Is It Fine Art, or Did They Miss the Forest for the Trees? The FCC’s Mobile Broadband Challenge Process

In one scene from the movie “Ferris Bueller’s Day Off,” Ferris and his friend Cameron visit the Chicago Art Institute and stand before Georges Seurat’s painting “A Sunday on La Grande Jatte.” As Cameron stares into the eyes of a little girl holding her mother’s hand, the camera zooms into the painting until the face of the girl disappears into a group of unidentifiable dots of paint on canvas. The scene illustrates the technique of “pointillism,” which creates an image using small dots or “points” of paint.    

In response to the Broadband DATA Act,[1] the FCC now finds itself attempting to paint a picture of mobile broadband coverage using test points. The accuracy of this picture will ultimately affect the distribution of billions of dollars. Accordingly, it is important that challenges to carrier coverage be based on solid evidence. In support of this goal, the Commission has released a Public Notice entitled “Comment Sought on Technical Requirements for the Mobile Challenge, Verification, and Crowdsource Processes Required Under the Broadband DATA Act,” in which it proposes procedures for testing the accuracy of carrier coverage maps. The FCC plan requires any party challenging a carrier’s coverage map to use sufficient test points over a defined canvas to illustrate alleged holes in carrier coverage. What remains to be seen is whether the FCC’s test plan will create a coherent picture or a meaningless set of dots.

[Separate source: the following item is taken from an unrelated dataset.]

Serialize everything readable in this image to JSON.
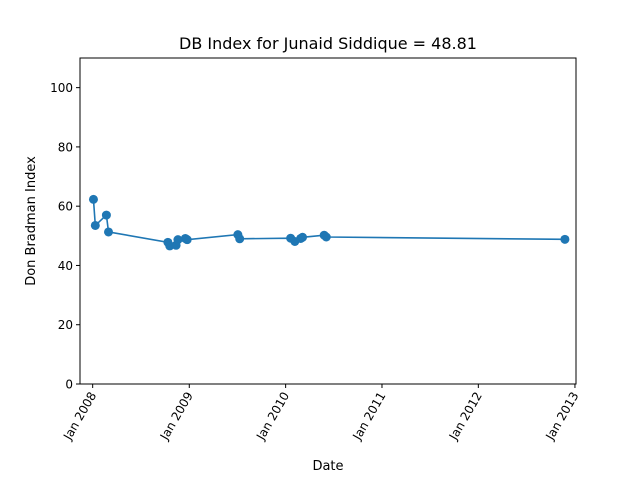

Under the Commission’s proposed plan, any consumer, governmental entity or other third party who wishes to raise a “cognizable challenge” is required to present “negative” test points across a “geographic threshold,” a “temporal threshold,” and a “testing threshold.” In other words, test calls must show a lack of coverage over a sufficiently broad area, for an extended time period, using a reasonable number of tests. The geographic threshold is established using a predetermined grid of hexagons developed by Uber Technologies. These hexagons can be divided into various levels of granularity ranging from zero to fifteen, but the smallest area the FCC will recognize is a size 8 hexagon or “hex-8.” For testing, this “hex-8” is further divided into seven smaller units known as “child hexagons” or “point-hexes.” If a challenger can show a failed test call in four of the seven “point-hexes” that make up  a “hex-8,” then the challenge will be considered valid (there must be a minimum of five negative tests, but they need be in only four point-hexes).    

The FCC deserves a round of applause for developing such a thorough and detailed testing plan, which attempts to measure carrier coverage over time and geography in a statistically valid manner.  As the Commission recognizes, however, coverage is not static, and if you get your face close enough to the picture, you can find holes almost anywhere.  This is because mobile coverage often varies throughout the day based on changing loads, weather, foliage, and moving obstructions. Moreover, even in the best coverage areas, holes can exist due to localized terrain, clutter, and other factors beyond a carrier’s control. As a result, a carrier could demonstrate positive test results (i.e., coverage) in all seven point-hexes within a hex-8, but still fail the challenge if there are also negative tests in four. 

The Commission attempts to address this issue by defining relatively small geographic areas for testing (a point-hex may be only a few city blocks). But due to building placement, zoning restrictions, or any number of other factors, there may be both dead spots and robust coverage within the same point-hex. The question is whether this procedure will paint a picture of “on-the-ground-truth,” to use the Commission’s language, or did we just get so close to the painting, we can no longer see the child’s face. 

[1] Broadband Deployment Accuracy and Technological Availability Act, Pub. L. No. 116-130, 134 Stat. 228 (2020).